How attentional feedback guides learning of sensory representations
Aurel Wannig and Pieter R. Roelfsema
I will describe our new theory, AGREL (attention-gated reinforcement learning; Roelfsema & van Ooyen, 2005), which proposes a new role for feedback connections in learning. We aim to understand the neuronal plasticity that underlies learning in classification tasks and test the predictions of our theory using a multilayer neural network. Stimuli are presented to the lowest layer representing a sensory area of the cortex.
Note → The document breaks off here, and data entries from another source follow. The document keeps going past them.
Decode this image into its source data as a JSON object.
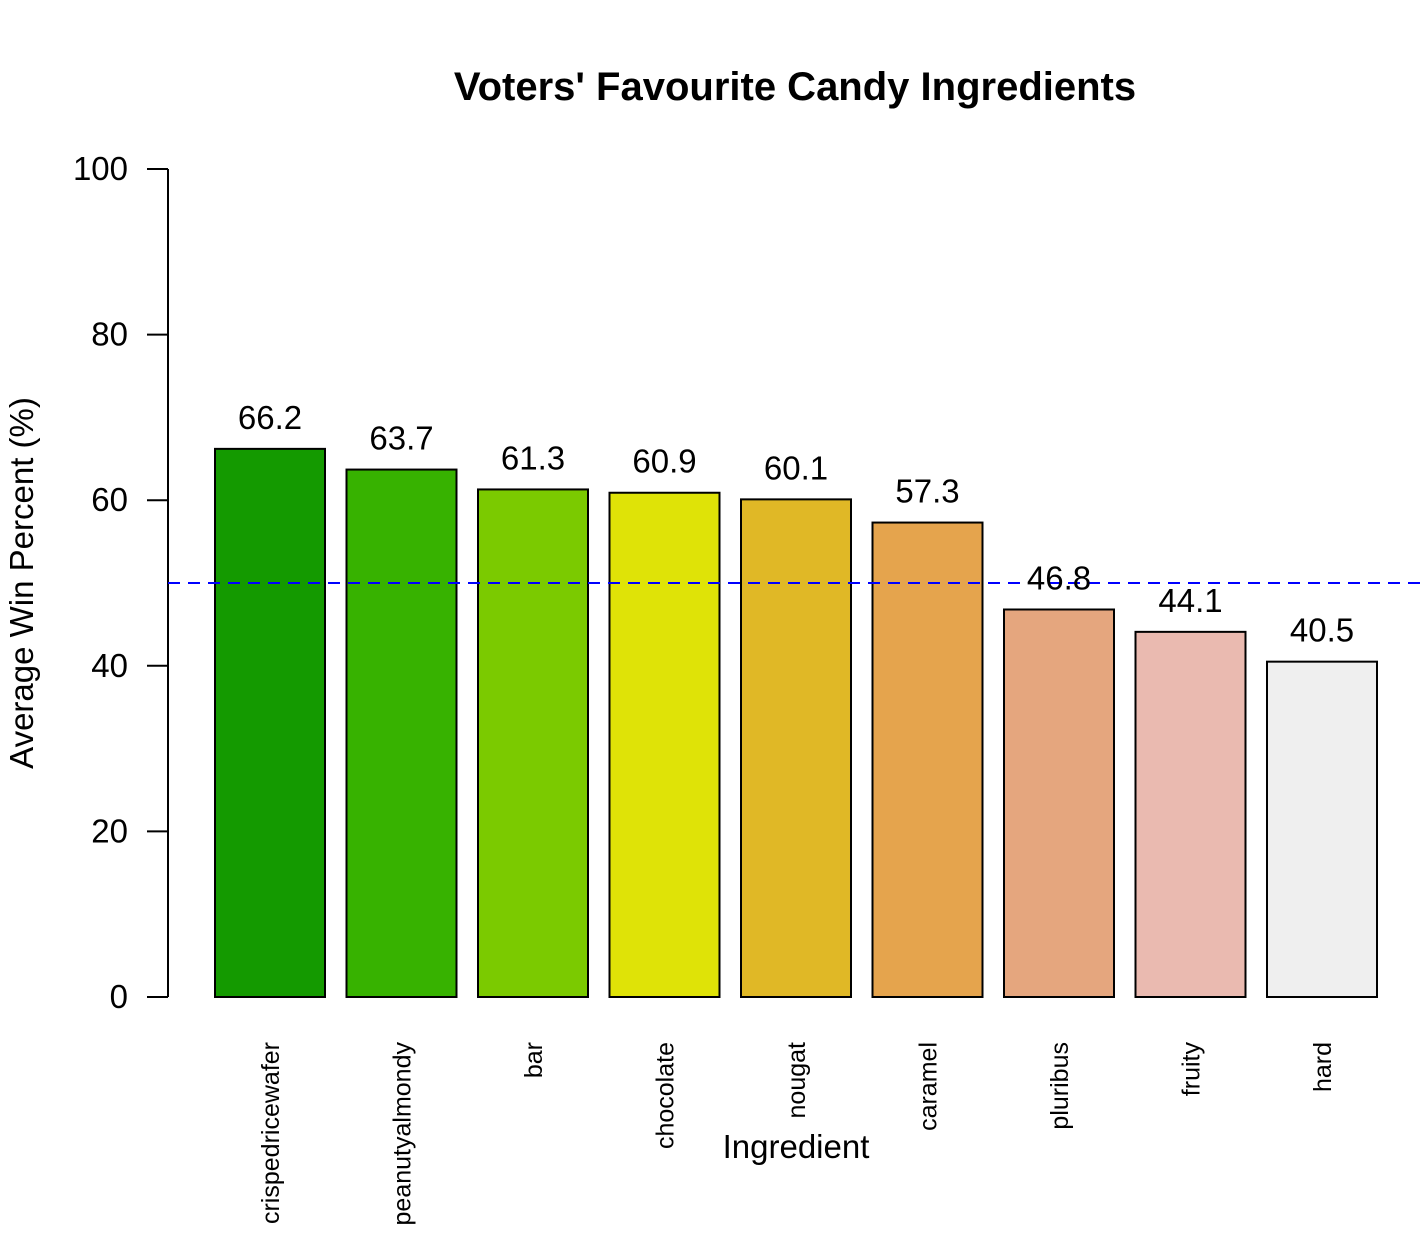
{
  "chart_data": {
    "type": "bar",
    "title": "Voters' Favourite Candy Ingredients",
    "xlabel": "Ingredient",
    "ylabel": "Average Win Percent (%)",
    "ylim": [
      0,
      100
    ],
    "yticks": [
      0,
      20,
      40,
      60,
      80,
      100
    ],
    "categories": [
      "crispedricewafer",
      "peanutyalmondy",
      "bar",
      "chocolate",
      "nougat",
      "caramel",
      "pluribus",
      "fruity",
      "hard"
    ],
    "values": [
      66.2,
      63.7,
      61.3,
      60.9,
      60.1,
      57.3,
      46.8,
      44.1,
      40.5
    ],
    "value_labels": [
      "66.2",
      "63.7",
      "61.3",
      "60.9",
      "60.1",
      "57.3",
      "46.8",
      "44.1",
      "40.5"
    ],
    "bar_colors": [
      "#149A00",
      "#37B200",
      "#7BCA00",
      "#DFE307",
      "#E0B826",
      "#E5A44D",
      "#E5A67E",
      "#EABAB0",
      "#EFEFEF"
    ],
    "reference_line": {
      "value": 50,
      "color": "#0000FF",
      "style": "dashed"
    },
    "grid": false,
    "legend": "none"
  }
}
Activity is then propagated to the highest layer representing the motor cortex, which has to choose one out of a number of actions that correspond to the various stimulus categories. Neurons in the highest layer engage in a competition for action selection. A reward is delivered if this action is correct, and no reward is delivered in case of an error. On erroneous trials the correct action is not revealed to the network. The distinguishing feature of AGREL is that the neurons that win the competition in the motor cortex feed back to lower layers, just as is observed for attentional effects in neurophysiology. This attentional feedback signal gates synaptic plasticity at lower layers in the network so that only neurons receiving feedback change their synapses. i.e. the attentional feedback acts as a credit assignment signal. We show that the feedback signal makes reinforcement learning as powerful as previous non-biological learning schemes, such as error-backpropagation. Moreover, we demonstrate that AGREL changes the tuning of sensory neurons in just the same way as is observed in the visual cortex of monkeys that are trained in categorization tasks.